Clarence Burch, lead attorney for Juan Luna, 28, said Wednesday he'll ask a judge next month to order the chicken bones be turned over to the defense for DNA testing.

Burch will also take a new sample of Luna's DNA in hopes of finding discrepancies in the alleged 1-in-2.8 trillion match between Luna's genetic material and that found on the chicken.

Authorities say Luna and Jim Degorski, 30, entered the Palatine Brown's just after closing on Jan. 8, 1993. After Luna ate a four- piece chicken dinner, the two former Fremd High School students pulled out a gun, herded seven workers into a cooler and freezer and shot each to death, authorities allege.

Crime scene investigators dug the half-eaten chicken out of an otherwise empty garbage can and, six years later, were able to extract enough DNA from the saliva to compare it to the DNA of suspects, police said. Burch said the DNA is the only physical evidence linking either defendant to the scene.

Prosecutors lifted fingerprints off a paper napkin recovered at the Brown's, but the prints did not match Luna or Degorski's, he said.

"They felt the napkin was significant," said Burch, who received police crime lab reports on the napkin and the chicken Wednesday. "We'll use this (at trial) to negate the presence of my client."

The new round of DNA tests on the chicken could take three months to complete, but the trial isn't expected to start for at least a year.
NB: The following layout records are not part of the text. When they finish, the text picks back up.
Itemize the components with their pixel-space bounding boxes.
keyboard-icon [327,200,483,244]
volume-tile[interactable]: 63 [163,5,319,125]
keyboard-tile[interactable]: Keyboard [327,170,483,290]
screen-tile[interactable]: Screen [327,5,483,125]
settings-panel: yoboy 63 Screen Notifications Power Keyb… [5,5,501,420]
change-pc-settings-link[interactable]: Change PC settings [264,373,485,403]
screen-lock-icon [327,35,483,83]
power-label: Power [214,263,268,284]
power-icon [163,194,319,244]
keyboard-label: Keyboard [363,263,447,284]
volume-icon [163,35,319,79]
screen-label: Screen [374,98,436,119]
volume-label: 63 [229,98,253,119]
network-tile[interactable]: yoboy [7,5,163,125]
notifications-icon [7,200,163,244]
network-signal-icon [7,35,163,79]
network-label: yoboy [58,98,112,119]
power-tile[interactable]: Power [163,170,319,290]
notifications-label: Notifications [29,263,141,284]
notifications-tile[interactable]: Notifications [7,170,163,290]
Prosecutors, who declined to comment Wednesday, are still turning over to the defense about 300,000 documents amassed by investigators over the years.

Included in the documents already turned over are transcripts of videotaped statements given to police by Luna and Degorski after their arrests in May.

Burch does not dispute that the transcripts incriminate Luna. But Degorski's attorney, Mark L. Levitt, said the transcripts prove Degorski does not confess on tape.

The short interview ends abruptly after he refuses to answer questions, Levitt said.

Authorities have said Degorski confessed off camera and then clammed up when the tape began rolling. Levitt said he has not received any transcripts or notes on the alleged off-camera confession.

Both Luna and Degorski, who have pleaded not guilty and are in custody, were in court Wednesday as victims' relatives looked on.

During the hearing, Cook County Judge Vincent M. Gaughan dismissed Burch's attempt to have the way defendants are found eligible for the death penalty declared unconstitutional. Burch argued a jury, not prosecutors, should say if people are eligible for execution. Prosecutors countered that their August announcement to seek to execute the Brown's suspects if convicted followed the law.

Also Wednesday, Burch said attorney Callie L. Baird will likely join Luna's defense team. The former assistant public defender once headed up the civilian internal affairs unit of the Chicago Police Department.